In chapter 5, Shapiro sharply articulates the historic and biased rules and regulations of current public policies that continue to advantage some groups over others in the areas of housing, public assistance, higher education, employment (benefits and protections), and public health (health insurance affordability, comprehensive community health centers, reproductive health services). The undeniable racial and class inequities described in the chapter “Hidden Hand of Government” play a significant role in the health and mental health of the US population, particularly the country’s historically underrepresented groups. In the final chapter, Shapiro proposes well-known and evidence-based solutions such as universal preschool, universal health care, and a living wage.
HISTORIC INJUSTICE
These descriptive analyses inform the public health discourse in several ways. For example, neighborhoods of opportunity matter because they include, among other advantages, higher quality housing, better food markets, and better air quality.3 Also, employment without a living wage and health benefits hurts families and communities; low-resourced and poor-quality schools, dependent on a real estate tax base, create unequal opportunities; and, without significant changes in public social policies, health inequities and disparities will remain relatively unchanged. Moreover, the author’s findings showcase, indirectly though poignantly, how “wealth and race map together to consolidate historic injustice . . . creating an increasingly divided opportunity structure” (p. 18).
This work contributes evidence to Marmot’s4 integrated framework in support of how life stressors, including discrimination and unstable incomes, contribute to adverse physical and mental health outcomes. Marmot argued that relative differences in status translate to absolute differences in life chances.

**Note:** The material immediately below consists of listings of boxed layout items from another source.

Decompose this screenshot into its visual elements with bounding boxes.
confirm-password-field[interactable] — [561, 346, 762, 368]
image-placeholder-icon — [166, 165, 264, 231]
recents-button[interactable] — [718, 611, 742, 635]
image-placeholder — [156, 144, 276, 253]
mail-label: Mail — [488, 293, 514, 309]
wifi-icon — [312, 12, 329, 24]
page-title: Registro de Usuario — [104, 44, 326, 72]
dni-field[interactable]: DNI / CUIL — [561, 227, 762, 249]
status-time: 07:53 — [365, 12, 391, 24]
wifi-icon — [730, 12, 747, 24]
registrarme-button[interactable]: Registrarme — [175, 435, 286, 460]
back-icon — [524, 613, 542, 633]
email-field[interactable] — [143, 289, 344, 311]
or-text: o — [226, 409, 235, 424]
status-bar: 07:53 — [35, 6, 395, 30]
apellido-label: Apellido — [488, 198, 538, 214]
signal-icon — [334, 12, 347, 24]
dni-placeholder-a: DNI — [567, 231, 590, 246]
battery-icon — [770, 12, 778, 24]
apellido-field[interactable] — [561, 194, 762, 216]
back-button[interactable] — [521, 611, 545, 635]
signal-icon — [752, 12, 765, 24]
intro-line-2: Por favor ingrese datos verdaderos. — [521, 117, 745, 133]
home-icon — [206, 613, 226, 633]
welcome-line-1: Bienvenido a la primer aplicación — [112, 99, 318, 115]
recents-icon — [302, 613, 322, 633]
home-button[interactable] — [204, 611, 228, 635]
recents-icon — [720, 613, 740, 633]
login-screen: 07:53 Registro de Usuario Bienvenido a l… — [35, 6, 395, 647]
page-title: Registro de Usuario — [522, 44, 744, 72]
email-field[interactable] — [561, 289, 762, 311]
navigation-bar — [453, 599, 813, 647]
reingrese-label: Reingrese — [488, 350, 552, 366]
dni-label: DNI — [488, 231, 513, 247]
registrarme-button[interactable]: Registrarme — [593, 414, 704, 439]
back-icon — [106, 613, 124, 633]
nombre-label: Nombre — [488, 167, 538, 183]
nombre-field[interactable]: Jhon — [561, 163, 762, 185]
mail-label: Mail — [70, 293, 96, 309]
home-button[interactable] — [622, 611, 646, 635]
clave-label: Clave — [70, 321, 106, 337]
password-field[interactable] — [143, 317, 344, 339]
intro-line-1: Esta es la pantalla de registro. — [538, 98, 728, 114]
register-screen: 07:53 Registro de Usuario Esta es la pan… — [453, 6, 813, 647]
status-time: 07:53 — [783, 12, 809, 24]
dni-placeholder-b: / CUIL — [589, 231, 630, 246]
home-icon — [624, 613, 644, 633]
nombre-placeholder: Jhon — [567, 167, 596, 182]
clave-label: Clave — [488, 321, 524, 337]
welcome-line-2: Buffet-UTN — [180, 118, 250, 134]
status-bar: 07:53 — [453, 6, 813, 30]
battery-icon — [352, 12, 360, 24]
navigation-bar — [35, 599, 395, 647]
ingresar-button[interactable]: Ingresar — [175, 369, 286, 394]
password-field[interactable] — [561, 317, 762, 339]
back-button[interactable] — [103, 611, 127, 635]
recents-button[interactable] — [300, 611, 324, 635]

ACCESS, OPPORTUNITY, AND JUST REWARDS
Shapiro’s narrative approach is refreshing as it deepens the notion of “complexity” in the field of public health and illuminates the critical ways in which policies often increase the economic and resource divide through inequitable allocation of benefits and advantages. The public health agenda cannot move forward if we continue to study populations experiencing historic and unhealthy material conditions and policy constraints without acknowledging historic problems in race relations and disadvantageous public policies.5 The author concludes, smartly so, “At its heart, inequality is about access, opportunity and just rewards” (p. 218). The question for us in public health is the following: How do we use the largesse of our knowledge tool kit to change the toxic policy conditions that so adversely affect the health and mental health of the US population?